Abstract
The patient, a 39-year-old man, was admitted on August 23, 1976, because of anemia and general fatigue. Peripheral blood examination revealed leukocytosis of 110, 600/cmm. with 86 per cent of peroxidase positive myeloblasts. A diagnosis of AML was made.
On the 10 th hospital day, he was clinically improved following the treatment with daunorubicin, methotrexate and prednisolone.

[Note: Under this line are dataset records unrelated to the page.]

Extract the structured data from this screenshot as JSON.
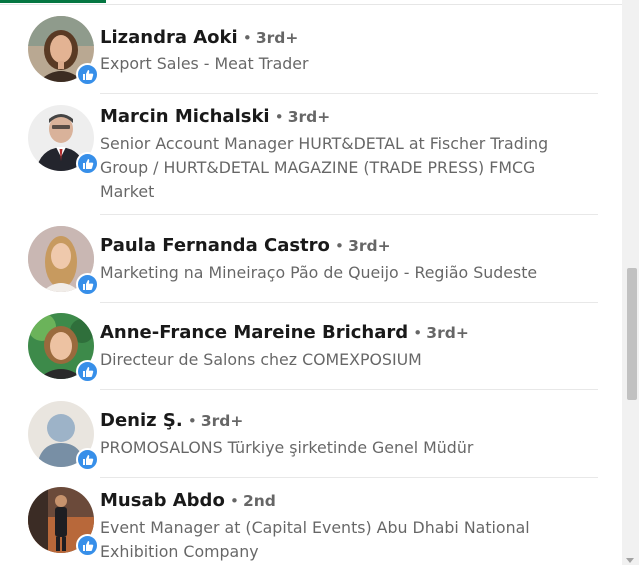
{
  "colors": {
    "accent_green": "#057642",
    "reaction_blue": "#378fe9",
    "degree_grey": "#666666"
  },
  "reaction_icon": "like-thumbs-up-icon",
  "people": [
    {
      "name": "Lizandra Aoki",
      "degree": "3rd+",
      "headline": "Export Sales - Meat Trader"
    },
    {
      "name": "Marcin Michalski",
      "degree": "3rd+",
      "headline": "Senior Account Manager HURT&DETAL at Fischer Trading Group / HURT&DETAL MAGAZINE (TRADE PRESS) FMCG Market"
    },
    {
      "name": "Paula Fernanda Castro",
      "degree": "3rd+",
      "headline": "Marketing na Mineiraço Pão de Queijo - Região Sudeste"
    },
    {
      "name": "Anne-France Mareine Brichard",
      "degree": "3rd+",
      "headline": "Directeur de Salons chez COMEXPOSIUM"
    },
    {
      "name": "Deniz Ş.",
      "degree": "3rd+",
      "headline": "PROMOSALONS Türkiye şirketinde Genel Müdür"
    },
    {
      "name": "Musab Abdo",
      "degree": "2nd",
      "headline": "Event Manager at (Capital Events) Abu Dhabi National Exhibition Company"
    }
  ]
}
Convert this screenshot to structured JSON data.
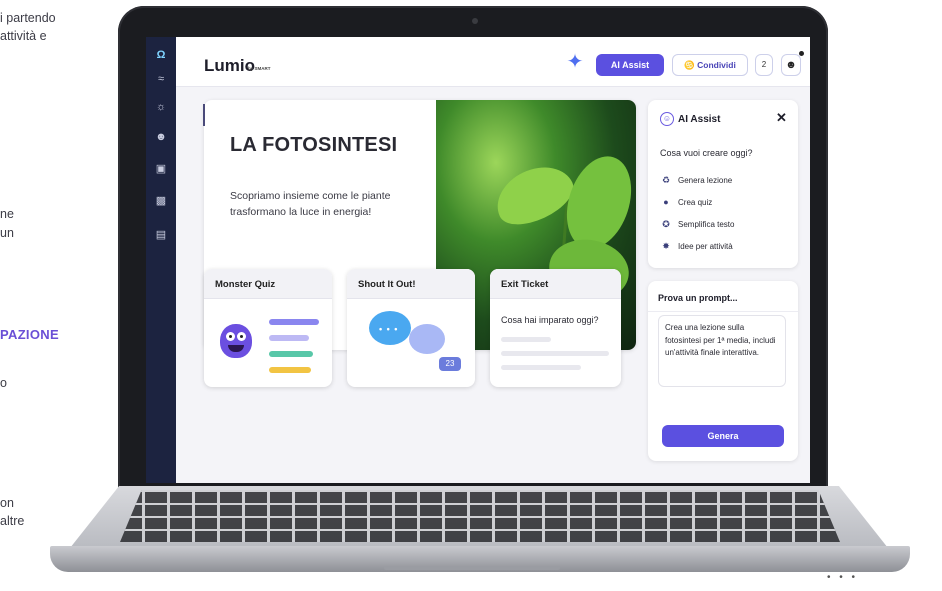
{
  "background_text": {
    "line1": "i partendo",
    "line2": "attività e",
    "line3": "ne",
    "line4": "un",
    "heading": "PAZIONE",
    "line5": "o",
    "line6": "on",
    "line7": "altre"
  },
  "app": {
    "logo": {
      "name": "Lumio",
      "sub": "by SMART"
    },
    "topbar": {
      "ai_assist_label": "AI Assist",
      "share_label": "Condividi",
      "count_label": "2"
    },
    "rail_icons": [
      "logo-icon",
      "chart-icon",
      "cloud-icon",
      "people-icon",
      "lesson-icon",
      "image-icon",
      "folder-icon"
    ]
  },
  "slide": {
    "title": "LA FOTOSINTESI",
    "subtitle": "Scopriamo insieme come le piante trasformano la luce in energia!"
  },
  "cards": [
    {
      "title": "Monster Quiz"
    },
    {
      "title": "Shout It Out!",
      "count": "23"
    },
    {
      "title": "Exit Ticket",
      "question": "Cosa hai imparato oggi?"
    }
  ],
  "ai_panel": {
    "title": "AI Assist",
    "question": "Cosa vuoi creare oggi?",
    "options": [
      {
        "icon": "lesson-icon",
        "label": "Genera lezione"
      },
      {
        "icon": "quiz-icon",
        "label": "Crea quiz"
      },
      {
        "icon": "magic-icon",
        "label": "Semplifica testo"
      },
      {
        "icon": "idea-icon",
        "label": "Idee per attività"
      }
    ]
  },
  "prompt_panel": {
    "title": "Prova un prompt...",
    "prompt_text": "Crea una lezione sulla fotosintesi per 1ª media, includi un'attività finale interattiva.",
    "button_label": "Genera"
  },
  "colors": {
    "accent": "#5b50e0",
    "rail": "#1c2340",
    "heading": "#6a4fd6"
  }
}
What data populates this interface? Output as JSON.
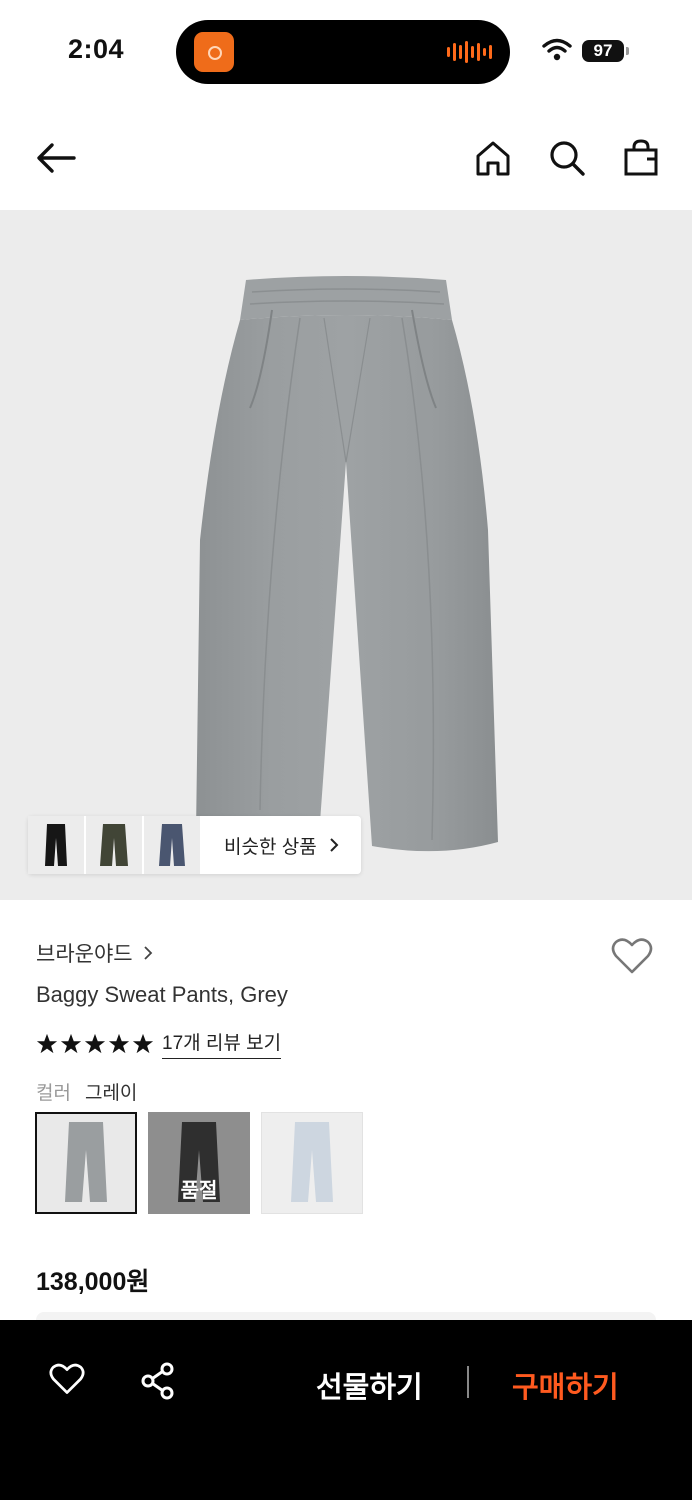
{
  "status_bar": {
    "time": "2:04",
    "battery": "97"
  },
  "header": {
    "back_icon": "arrow-left-icon",
    "home_icon": "home-icon",
    "search_icon": "search-icon",
    "bag_icon": "shopping-bag-icon"
  },
  "gallery": {
    "similar_label": "비슷한 상품"
  },
  "product": {
    "brand": "브라운야드",
    "name": "Baggy Sweat Pants, Grey",
    "review_link": "17개 리뷰 보기",
    "rating": 5,
    "color_label": "컬러",
    "color_value": "그레이",
    "soldout_label": "품절",
    "price": "138,000원"
  },
  "bottom_bar": {
    "gift_label": "선물하기",
    "buy_label": "구매하기",
    "buy_color": "#ff5a1f"
  }
}
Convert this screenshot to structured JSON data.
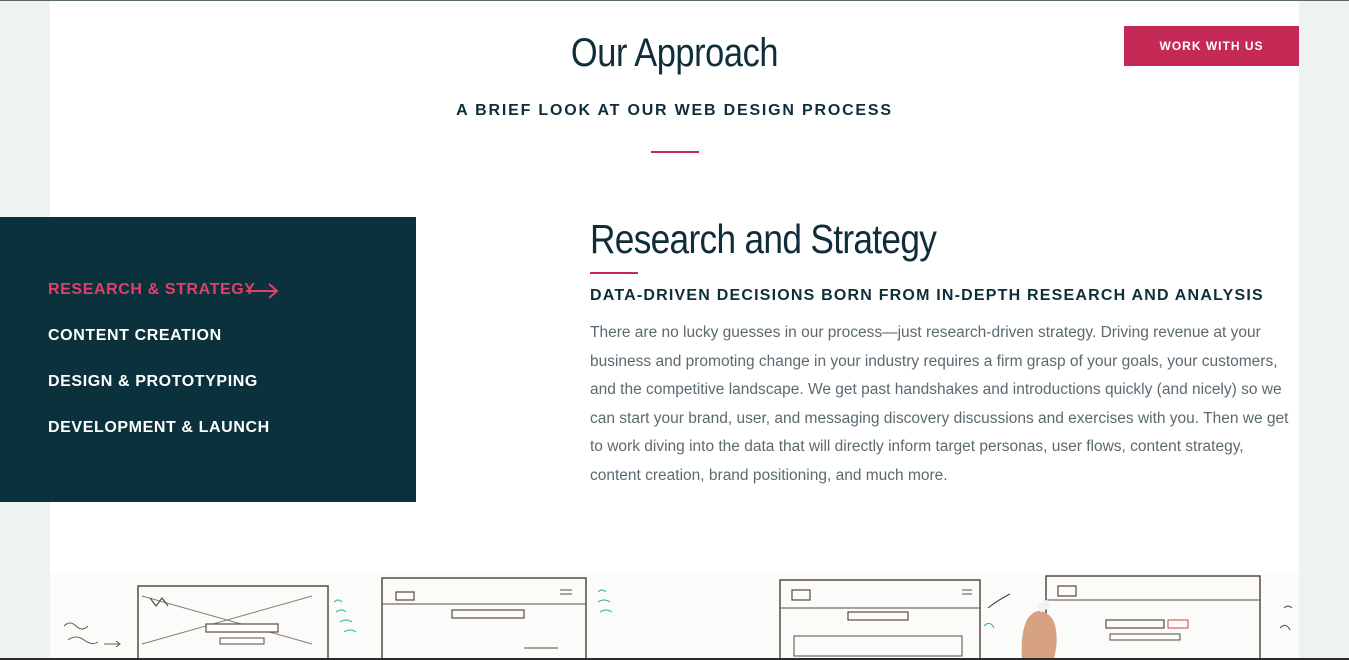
{
  "cta": {
    "label": "WORK WITH US"
  },
  "header": {
    "title": "Our Approach",
    "subtitle": "A BRIEF LOOK AT OUR WEB DESIGN PROCESS"
  },
  "sidebar": {
    "items": [
      {
        "label": "RESEARCH & STRATEGY",
        "active": true
      },
      {
        "label": "CONTENT CREATION",
        "active": false
      },
      {
        "label": "DESIGN & PROTOTYPING",
        "active": false
      },
      {
        "label": "DEVELOPMENT & LAUNCH",
        "active": false
      }
    ]
  },
  "content": {
    "title": "Research and Strategy",
    "subtitle": "DATA-DRIVEN DECISIONS BORN FROM IN-DEPTH RESEARCH AND ANALYSIS",
    "body": "There are no lucky guesses in our process—just research-driven strategy. Driving revenue at your business and promoting change in your industry requires a firm grasp of your goals, your customers, and the competitive landscape. We get past handshakes and introductions quickly (and nicely) so we can start your brand, user, and messaging discovery discussions and exercises with you. Then we get to work diving into the data that will directly inform target personas, user flows, content strategy, content creation, brand positioning, and much more."
  },
  "colors": {
    "accent": "#c42a55",
    "navy": "#0b313c",
    "text": "#0f2e3a",
    "body_text": "#5b6a70"
  },
  "icons": {
    "active_indicator": "arrow-right-icon",
    "photo": "wireframe-sketch-image"
  }
}
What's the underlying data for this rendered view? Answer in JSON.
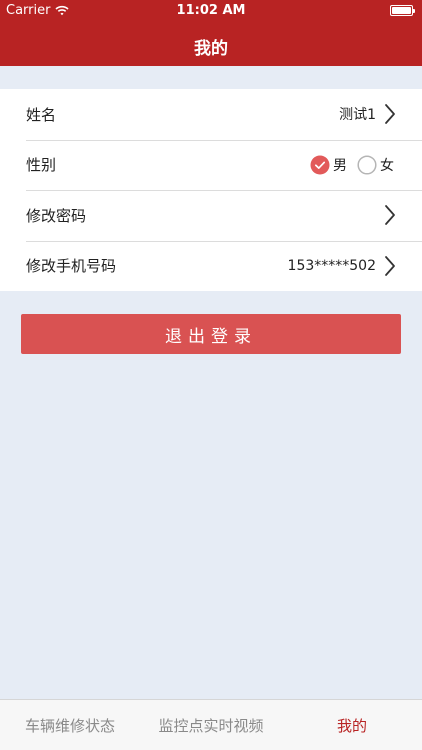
{
  "status_bar": {
    "carrier": "Carrier",
    "time": "11:02 AM",
    "wifi_icon": "wifi-icon",
    "battery_icon": "battery-icon"
  },
  "nav": {
    "title": "我的"
  },
  "colors": {
    "brand": "#b82323",
    "logout": "#d95252",
    "background": "#e6ecf5",
    "radio_checked": "#e25a5a"
  },
  "profile": {
    "name": {
      "label": "姓名",
      "value": "测试1",
      "icon": "chevron-right-icon"
    },
    "gender": {
      "label": "性别",
      "options": [
        {
          "label": "男",
          "selected": true
        },
        {
          "label": "女",
          "selected": false
        }
      ]
    },
    "password": {
      "label": "修改密码",
      "icon": "chevron-right-icon"
    },
    "phone": {
      "label": "修改手机号码",
      "value": "153*****502",
      "icon": "chevron-right-icon"
    }
  },
  "logout_button": {
    "label": "退出登录"
  },
  "tabbar": {
    "tabs": [
      {
        "label": "车辆维修状态",
        "active": false
      },
      {
        "label": "监控点实时视频",
        "active": false
      },
      {
        "label": "我的",
        "active": true
      }
    ]
  }
}
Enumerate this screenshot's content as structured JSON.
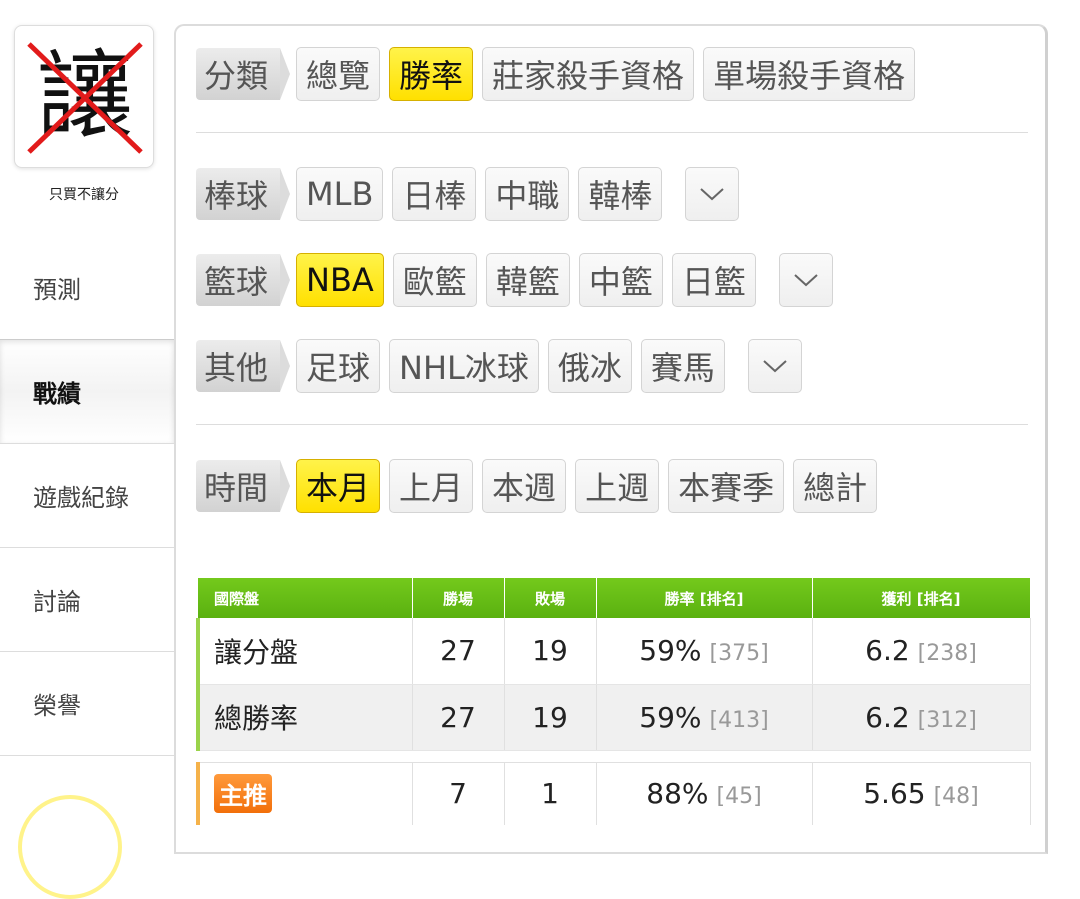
{
  "sidebar": {
    "avatar_char": "讓",
    "avatar_caption": "只買不讓分",
    "nav": [
      "預測",
      "戰績",
      "遊戲紀錄",
      "討論",
      "榮譽"
    ],
    "active_nav": "戰績"
  },
  "filters": {
    "category": {
      "label": "分類",
      "options": [
        "總覽",
        "勝率",
        "莊家殺手資格",
        "單場殺手資格"
      ],
      "selected": "勝率"
    },
    "baseball": {
      "label": "棒球",
      "options": [
        "MLB",
        "日棒",
        "中職",
        "韓棒"
      ]
    },
    "basketball": {
      "label": "籃球",
      "options": [
        "NBA",
        "歐籃",
        "韓籃",
        "中籃",
        "日籃"
      ],
      "selected": "NBA"
    },
    "other": {
      "label": "其他",
      "options": [
        "足球",
        "NHL冰球",
        "俄冰",
        "賽馬"
      ]
    },
    "time": {
      "label": "時間",
      "options": [
        "本月",
        "上月",
        "本週",
        "上週",
        "本賽季",
        "總計"
      ],
      "selected": "本月"
    }
  },
  "table": {
    "headers": [
      "國際盤",
      "勝場",
      "敗場",
      "勝率 [排名]",
      "獲利 [排名]"
    ],
    "rows": [
      {
        "name": "讓分盤",
        "wins": "27",
        "losses": "19",
        "win_rate": "59%",
        "win_rank": "[375]",
        "profit": "6.2",
        "profit_rank": "[238]"
      },
      {
        "name": "總勝率",
        "wins": "27",
        "losses": "19",
        "win_rate": "59%",
        "win_rank": "[413]",
        "profit": "6.2",
        "profit_rank": "[312]"
      }
    ],
    "featured": {
      "badge": "主推",
      "wins": "7",
      "losses": "1",
      "win_rate": "88%",
      "win_rank": "[45]",
      "profit": "5.65",
      "profit_rank": "[48]"
    }
  },
  "colors": {
    "active_chip": "#ffe000",
    "table_header": "#5ab110",
    "badge": "#f26f0a"
  }
}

On the 15 th hospital day, leukocyte count rose to 10, 000/cmm. with 35% myeloblasts and 12% promyelocytes. Platelet count decreased to 30, 000/ cmm.. Coagulation studies revealed marked decrease of fibrinogen (20mg/dl), increase of FDP (50μg/ml), prolongation of prothrombin time (15sec., 45%) and the extraordinary reduction of euglobulin lysis time (30min.) . Those were suggestive of the presence of disseminated intravascular coagulation. He was treated again with DCP without clinical responses. On the 25 th hospital day, he had a sudden onset of chest pain, fever and bloody expectoration. A chest film showed diffuse infiltration in the left lower field. An electrocardiogram disclosed no findings of pulmonary infarction. He was expired on September 17, 1976.
On postmortem examination, pulmonary embolus and thrombus adhering to tricuspid valve were found.
Pulmonary embolus might be originated from the thrombus adhering to tricuspid valve caused by disseminated intravascular coagulation.